Сейчас по плиткам цокают каблуки черных остроносых сапожек – пока их не заставляет замереть звук шагов. Навстречу по шахматам классиков (или классикам шахмат?) легко ступают вишнёвые туфельки на шпильке. Беловолосая лаборантка Сао Седара явилась к заветной кофеварке, в коротком халатике цвета вина и с пакетиком кошачьего корма в длинных пальцах с алыми лаковыми ноготками.
Кот капо Салузара, которого зовут Нобору Ватая, трет спину о кремовые чулки на стройных ногах, и по его густой коричневой шерсти с треском проскакивают искры.
Прикосновение создает энергию. Это утверждение применимо не только к чулкам и котам.
Случайное перекрестье взглядов над котом со странной кличкой Нобору Ватая.
-Добрый… вечер, господин директор Антинеля. Работа в ночь, очень хочется спать…
-Я понимаю. (Молчание, наполненное гудением кофеварки). Сколько сейчас за стеклами?
-Минус двадцать два, господин директор Антинеля.
Минус двадцать два! Просто пекло по сравнению с температурой собственной крови.

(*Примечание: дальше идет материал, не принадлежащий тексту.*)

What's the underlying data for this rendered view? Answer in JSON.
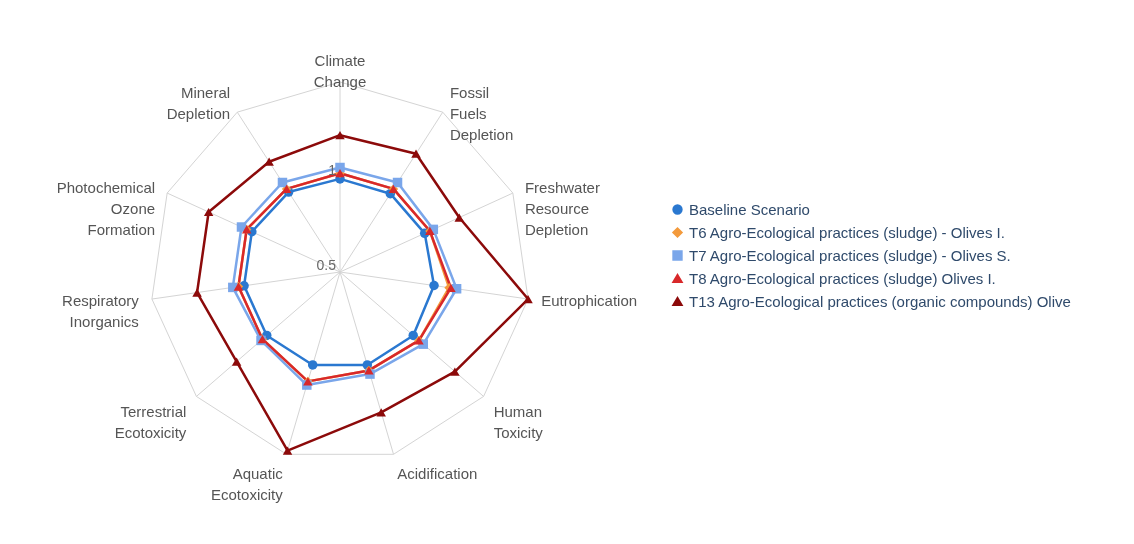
{
  "chart_data": {
    "type": "radar",
    "categories": [
      "Climate Change",
      "Fossil Fuels Depletion",
      "Freshwater Resource Depletion",
      "Eutrophication",
      "Human Toxicity",
      "Acidification",
      "Aquatic Ecotoxicity",
      "Terrestrial Ecotoxicity",
      "Respiratory Inorganics",
      "Photochemical Ozone Formation",
      "Mineral Depletion"
    ],
    "series": [
      {
        "name": "Baseline Scenario",
        "color": "#2a78d0",
        "marker": "circle",
        "values": [
          0.99,
          0.99,
          0.99,
          1.0,
          1.01,
          1.01,
          1.01,
          1.01,
          1.01,
          1.01,
          1.0
        ]
      },
      {
        "name": "T6 Agro-Ecological practices (sludge) - Olives I.",
        "color": "#f39a3c",
        "marker": "diamond",
        "values": [
          1.02,
          1.02,
          1.02,
          1.08,
          1.05,
          1.04,
          1.1,
          1.04,
          1.04,
          1.04,
          1.02
        ]
      },
      {
        "name": "T7 Agro-Ecological practices (sludge) - Olives S.",
        "color": "#7aa6ea",
        "marker": "square",
        "values": [
          1.05,
          1.06,
          1.04,
          1.12,
          1.08,
          1.06,
          1.12,
          1.05,
          1.07,
          1.07,
          1.06
        ]
      },
      {
        "name": "T8 Agro-Ecological practices (sludge) Olives I.",
        "color": "#d8282a",
        "marker": "triangle",
        "values": [
          1.02,
          1.02,
          1.02,
          1.09,
          1.05,
          1.04,
          1.1,
          1.04,
          1.04,
          1.04,
          1.02
        ]
      },
      {
        "name": "T13 Agro-Ecological practices (organic compounds) Olive",
        "color": "#8c0a0a",
        "marker": "triangle",
        "values": [
          1.22,
          1.24,
          1.19,
          1.5,
          1.3,
          1.27,
          1.48,
          1.22,
          1.26,
          1.26,
          1.19
        ]
      }
    ],
    "ylim": [
      0.5,
      1.5
    ],
    "yticks": [
      0.5,
      1
    ],
    "grid": true,
    "legend": "right"
  }
}
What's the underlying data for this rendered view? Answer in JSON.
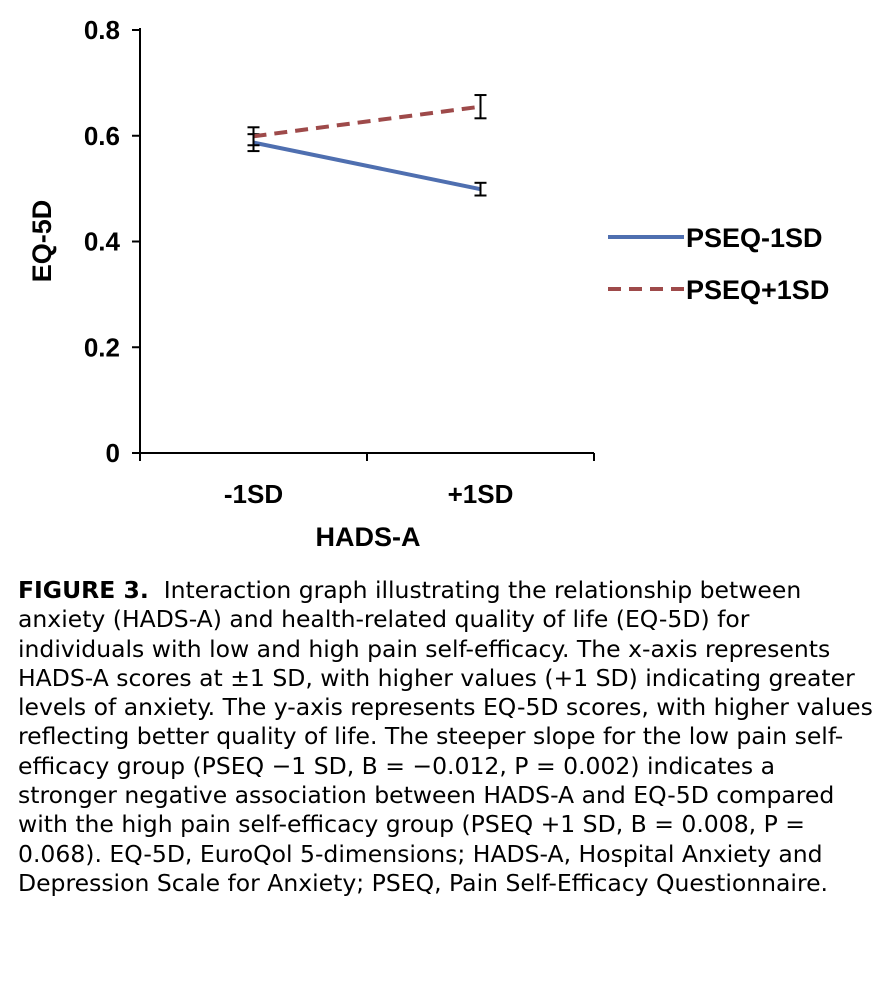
{
  "chart_data": {
    "type": "line",
    "categories": [
      "-1SD",
      "+1SD"
    ],
    "xlabel": "HADS-A",
    "ylabel": "EQ-5D",
    "ylim": [
      0,
      0.8
    ],
    "yticks": [
      "0",
      "0.2",
      "0.4",
      "0.6",
      "0.8"
    ],
    "grid": false,
    "legend_position": "right",
    "series": [
      {
        "name": "PSEQ-1SD",
        "values": [
          0.587,
          0.499
        ],
        "errors": [
          0.016,
          0.012
        ],
        "color": "#4F6FB0",
        "style": "solid"
      },
      {
        "name": "PSEQ+1SD",
        "values": [
          0.599,
          0.655
        ],
        "errors": [
          0.017,
          0.022
        ],
        "color": "#9E4A4A",
        "style": "dashed"
      }
    ]
  },
  "caption": {
    "lead": "FIGURE 3.",
    "text": "Interaction graph illustrating the relationship between anxiety (HADS-A) and health-related quality of life (EQ-5D) for individuals with low and high pain self-efficacy. The x-axis represents HADS-A scores at ±1 SD, with higher values (+1 SD) indicating greater levels of anxiety. The y-axis represents EQ-5D scores, with higher values reflecting better quality of life. The steeper slope for the low pain self-efficacy group (PSEQ −1 SD, B = −0.012, P = 0.002) indicates a stronger negative association between HADS-A and EQ-5D compared with the high pain self-efficacy group (PSEQ +1 SD, B = 0.008, P = 0.068). EQ-5D, EuroQol 5-dimensions; HADS-A, Hospital Anxiety and Depression Scale for Anxiety; PSEQ, Pain Self-Efficacy Questionnaire."
  }
}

Коридор очень длинный; в его конце притаились белые двустворчатые двери с замазанными белилами стёклышками наверху. Я не знаю, что там – за ними. И мне нравится не знать. Когда ты чего-то не знаешь, это волнует, особенно когда дело касается странной, наводняющей сумраком мысли атмосферы Антинеля. В глубине ночи вещи вовсе не те же, что днем.
Горячий кофе ручейком стекает прямо сквозь пустующее место сердца и топит лёд в крови. Когда тепло, это блаженство. Можно всю ночь бродить по коридорам, вслушиваясь в ровное дыхание спящего Антинеля и собирая на ресницы искрящуюся пыльцу снов его обитателей. А под утро вернуться к себе, свернуться клубком в кресле, уткнуть лицо в скрещенные кисти и про все позабыть.
И пусть венок из звезд всю ночь льдисто мерцает на твоей могиле.
Комментарий к Лоскут № 8
Холод, холод и ещё раз холод. Люблю эти зеркалистые льдистые осколки.
========== Лоскут № 9 ==========
Вьюжит
Вьюжит. Солнце сквозь кусачую метель. В незаконопаченных щелях между рамами загадочно посвистывает. Укор совести – кипа неразобранных отчетов на столе. Кофейная гуща на дне белой кружки с двумя лотосами. Утро. Никакого настроения. В приемной секретарша придавленным шепотом обсуждает по телефону то, как именно принимает в свой отдел на работу молодых лаборанток Дитер Пекрибридж. Я тоже внимательно выслушиваю ее задушевные беседы на параллельном аппарате. Значит, Пекрибридж. Отдел контроля за потенциальными Ломателями и футуризации разработок. Филиальщики, проще говоря. Мало им было скандала с Германом Пиншо за растление малолеток.
Вьюжит. Ветер кидается на стекла, рвет дыхание. Настроение – такое же.
Все на свете вызывает лишь отвращение и желание наотмашь разбить реальность – чтобы кабинет и тридцатое ноября с зеркальным хрустом разлетелись на осколки и осыпались в темноту.
Черный свитер кусачий, как белый снег. Сегодня не ждите от меня прощения и отсрочек приговора. Сегодня – вьюга…
Кровь лужами на полу. Размазанная по бетону Пекрибриджатина в собственном соку. Метельное полнолуние. Горячий даже сквозь перчатку пистолет «Beretta». Накажи одного, научи сто. Si vic pacem, par a bellum. В Антинеле очень высокая текучесть кадров на руководящих постах, за исключением поста директора.